İkinci rotamız Eski Askerlik Şubesi Binası… Birçok etkinlik toplantı, eğitim bu binada yapılabiliyor. İçi de özenle döşenmiş bu tarihi binamız hafta sonu herhangi bir etkinlik yoksa yine kapalı. Arka tarafında açık bir bahçesi olan binanın bahçesi bakım yapılsa görüntü kirliliği de azalmış ve binaya yakışır bir hale gelmiş olacak kanaatindeyim. Hatta orayı kitap kafe gibi yapsalar gidip kitap okusak ne güzel olur.
Üçüncü rotamız da Yozgat Saat Kulemiz. Saat Kulesiyle fotoğrafı olmayan kaç kişi var bu şehirde bilemiyorum ancak güzel pozlar, öz çekimler yapılabiliyor. Saat Kulesinin balkonu zamanında yangın gözetleme kulesi gibi kullanılmış. Gönül isterdi ki biz de Saat Kulesine çıkıp, Lise Caddesine kuş bakışı bakabilseydik…

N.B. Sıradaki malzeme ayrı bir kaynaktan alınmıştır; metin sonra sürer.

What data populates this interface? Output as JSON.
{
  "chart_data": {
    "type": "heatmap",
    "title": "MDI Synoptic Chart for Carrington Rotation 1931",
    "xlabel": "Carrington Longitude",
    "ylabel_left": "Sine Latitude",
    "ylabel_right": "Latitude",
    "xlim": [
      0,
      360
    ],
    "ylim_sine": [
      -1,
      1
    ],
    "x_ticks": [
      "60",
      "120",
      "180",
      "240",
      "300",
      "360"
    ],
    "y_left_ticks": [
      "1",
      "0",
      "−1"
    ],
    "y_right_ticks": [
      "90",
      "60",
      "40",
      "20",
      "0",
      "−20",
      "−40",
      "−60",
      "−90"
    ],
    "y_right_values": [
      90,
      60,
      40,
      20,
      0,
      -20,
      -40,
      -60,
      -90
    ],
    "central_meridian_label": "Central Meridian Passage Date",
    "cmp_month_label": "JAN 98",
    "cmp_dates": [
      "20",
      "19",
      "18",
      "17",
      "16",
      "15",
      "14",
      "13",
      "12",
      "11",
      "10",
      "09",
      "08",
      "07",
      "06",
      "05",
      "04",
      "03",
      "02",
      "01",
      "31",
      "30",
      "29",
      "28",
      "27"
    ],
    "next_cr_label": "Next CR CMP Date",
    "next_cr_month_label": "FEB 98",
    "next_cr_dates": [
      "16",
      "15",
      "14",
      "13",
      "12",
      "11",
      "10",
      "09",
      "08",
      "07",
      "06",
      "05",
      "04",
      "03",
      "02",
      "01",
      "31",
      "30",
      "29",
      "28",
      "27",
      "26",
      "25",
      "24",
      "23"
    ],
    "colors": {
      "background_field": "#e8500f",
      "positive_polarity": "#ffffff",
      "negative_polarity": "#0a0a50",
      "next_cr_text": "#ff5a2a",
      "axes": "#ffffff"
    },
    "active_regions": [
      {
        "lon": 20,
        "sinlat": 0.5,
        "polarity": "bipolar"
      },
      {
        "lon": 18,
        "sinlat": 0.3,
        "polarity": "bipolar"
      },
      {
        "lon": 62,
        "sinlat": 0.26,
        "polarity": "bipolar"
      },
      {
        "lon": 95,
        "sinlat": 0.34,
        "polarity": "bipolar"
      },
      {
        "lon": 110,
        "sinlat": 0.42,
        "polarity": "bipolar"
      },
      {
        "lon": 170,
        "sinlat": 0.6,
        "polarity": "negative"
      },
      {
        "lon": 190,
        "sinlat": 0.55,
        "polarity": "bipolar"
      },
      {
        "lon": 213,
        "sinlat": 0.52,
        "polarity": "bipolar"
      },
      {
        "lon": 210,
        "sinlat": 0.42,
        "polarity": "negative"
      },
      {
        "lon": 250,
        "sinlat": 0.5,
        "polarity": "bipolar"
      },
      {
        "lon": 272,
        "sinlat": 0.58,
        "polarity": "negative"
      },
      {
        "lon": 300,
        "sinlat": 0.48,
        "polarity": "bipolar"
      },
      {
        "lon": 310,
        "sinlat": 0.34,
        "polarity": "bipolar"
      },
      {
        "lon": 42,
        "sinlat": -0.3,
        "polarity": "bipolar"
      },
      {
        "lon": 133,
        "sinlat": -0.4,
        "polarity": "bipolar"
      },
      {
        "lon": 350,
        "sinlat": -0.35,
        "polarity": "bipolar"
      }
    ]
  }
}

Dördüncü rotamız Tol Çarşısı… İyi restore edilen yerlerden bir tanesi. Restore edildikten sonra çok güzeldi ne var ki, oradaki dükkanların bazı malzemelerini (borular vs) duvara yaslamış olmamaları açıkçası görüntü kirliliği yapmış. Oraya gitmişken bir çay da içmeden olmazdı. Tol Çarşısına şemsiye takılsa yukarıya ne güzel olurdu…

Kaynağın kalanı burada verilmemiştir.